The house is fuller, the table is louder, the conversations are longer and suddenly, opinions about your child, your parenting, or your boundaries feel free to roam.
For many families, especially those raising neurodivergent children, the festive season brings a quiet tension beneath the tinsel. Not because we don’t love our families, but because misunderstanding still shows up where safety should live.
The comments don’t always sound cruel
Sometimes they sound like:
“Have you tried just being firmer?”
“They’ll grow out of it.”
“He seems fine to me.”
“Back in my day…”
Often, these comments come from people who genuinely believe they’re being helpful. That doesn’t mean they are.

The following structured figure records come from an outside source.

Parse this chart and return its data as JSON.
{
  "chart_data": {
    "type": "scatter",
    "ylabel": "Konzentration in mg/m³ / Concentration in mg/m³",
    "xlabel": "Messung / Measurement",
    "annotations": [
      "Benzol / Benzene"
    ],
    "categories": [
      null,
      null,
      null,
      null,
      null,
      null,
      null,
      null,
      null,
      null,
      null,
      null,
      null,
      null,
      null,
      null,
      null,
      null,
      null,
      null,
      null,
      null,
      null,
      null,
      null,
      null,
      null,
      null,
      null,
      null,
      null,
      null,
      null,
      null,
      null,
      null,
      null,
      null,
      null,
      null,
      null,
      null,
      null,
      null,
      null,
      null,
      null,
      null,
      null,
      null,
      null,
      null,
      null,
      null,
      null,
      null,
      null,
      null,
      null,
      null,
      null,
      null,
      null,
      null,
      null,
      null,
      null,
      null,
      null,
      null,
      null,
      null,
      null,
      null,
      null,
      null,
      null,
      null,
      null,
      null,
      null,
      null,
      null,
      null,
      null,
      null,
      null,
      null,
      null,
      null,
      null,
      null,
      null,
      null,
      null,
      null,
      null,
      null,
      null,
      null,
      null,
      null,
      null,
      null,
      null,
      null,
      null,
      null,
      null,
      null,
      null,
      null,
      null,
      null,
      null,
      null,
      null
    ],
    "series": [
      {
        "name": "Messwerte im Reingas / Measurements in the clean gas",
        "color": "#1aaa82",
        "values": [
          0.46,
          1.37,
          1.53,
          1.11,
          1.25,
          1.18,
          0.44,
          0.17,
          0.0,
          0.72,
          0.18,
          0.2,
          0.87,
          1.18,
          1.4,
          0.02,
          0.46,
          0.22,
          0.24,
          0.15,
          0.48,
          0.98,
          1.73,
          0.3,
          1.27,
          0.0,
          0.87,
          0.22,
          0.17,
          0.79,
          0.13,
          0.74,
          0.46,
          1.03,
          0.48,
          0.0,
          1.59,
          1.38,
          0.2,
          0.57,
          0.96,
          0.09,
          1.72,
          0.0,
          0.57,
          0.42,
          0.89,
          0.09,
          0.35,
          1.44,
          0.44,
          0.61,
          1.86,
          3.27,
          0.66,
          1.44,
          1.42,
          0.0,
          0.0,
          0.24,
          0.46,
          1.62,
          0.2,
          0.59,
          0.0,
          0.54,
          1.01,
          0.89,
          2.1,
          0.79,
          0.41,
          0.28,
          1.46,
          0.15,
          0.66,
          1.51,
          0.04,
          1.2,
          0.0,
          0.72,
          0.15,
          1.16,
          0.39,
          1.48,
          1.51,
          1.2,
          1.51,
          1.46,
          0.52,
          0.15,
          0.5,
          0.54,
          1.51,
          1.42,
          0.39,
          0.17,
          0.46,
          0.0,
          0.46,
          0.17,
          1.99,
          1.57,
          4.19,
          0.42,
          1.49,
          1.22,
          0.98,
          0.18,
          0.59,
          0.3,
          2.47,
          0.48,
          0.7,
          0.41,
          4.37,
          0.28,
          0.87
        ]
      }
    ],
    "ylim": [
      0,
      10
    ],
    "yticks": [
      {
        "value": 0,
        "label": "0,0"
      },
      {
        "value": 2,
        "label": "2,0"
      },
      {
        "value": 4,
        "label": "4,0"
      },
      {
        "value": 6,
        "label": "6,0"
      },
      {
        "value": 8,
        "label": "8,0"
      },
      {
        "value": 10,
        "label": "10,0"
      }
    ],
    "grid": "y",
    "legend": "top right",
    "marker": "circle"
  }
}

Holding two truths at once
One thing I try to remind myself is this: Most people are doing the best they can with the information they have. That belief helps me stay grounded. It allows me to hold a generous interpretation of intent - even when the impact misses the mark entirely.
But generosity doesn’t mean tolerance without limits.
If someone were intentionally cruel or dismissive, I wouldn’t keep my family in that space. The fact that we’re there usually tells me this is ignorance, not malice, and that distinction matters when deciding how much energy to spend.
You don’t owe access to your inner world
There’s pressure during the festive season to explain ourselves. To justify routines, defend accommodation, and make our choices palatable to others. But remember, you don’t owe anyone a full briefing on your child’s nervous system over Christmas lunch.
You’re allowed to say:
“We’re not talking about that today.”
“This works for our family.”
Or nothing at all.
Choosing not to engage isn’t avoidance, it’s discernment. You don’t need permission to opt out of gatherings where your family will not be emotionally safe.
Staying grounded changes everything
For me, the most important work happens internally.
When I’m regulated, comments feel like background noise. When I’m overwhelmed, they feel like threats.
Insensitive words aren’t emergencies. They can sting, but they’re not dangerous. Reminding myself of that helps me respond (or not) from a place of calm instead of defence.
I can always come back later and talk with my child. I can ask what they thought. I can name what didn’t sit right, but I don’t need to do it all in the moment.
Boundaries don’t have to be confrontational
Sometimes boundaries look like:
Changing the subject without explanation
Stepping away to help in the kitchen
Letting silence do the work
Not every moment when learning how to respond to unsolicited advice this festive season requires a speech or a teachable moment. Sometimes the safest option is the quietest one. The goal isn’t to handle everything perfectly. It’s to protect your family, including yourself.
When it doesn’t go smoothly
Because sometimes it won’t. Sometimes you’ll react faster than you wanted to, your voice will sharpen, and the mama bear will come out swinging. That doesn’t mean you failed.
Repair is always an option - with your child, with yourself, and sometimes with others. Repair doesn’t always mean apologising either. Sometimes it means clarifying, reconnecting, or simply letting the moment pass.
A reminder you might need when learning how to respond to unsolicited advice this festive season
You advocate all year long. At school, at appointments and above all, in systems that weren’t built with your child in mind. You’re allowed to rest during the holidays, too.
You can choose when to engage and when to step back. You can choose peace, even when others don’t understand it yet.
However this season unfolds, you’re allowed to prioritise emotional safety over tradition, connection over compliance, and your family’s wellbeing over anyone else’s comfort.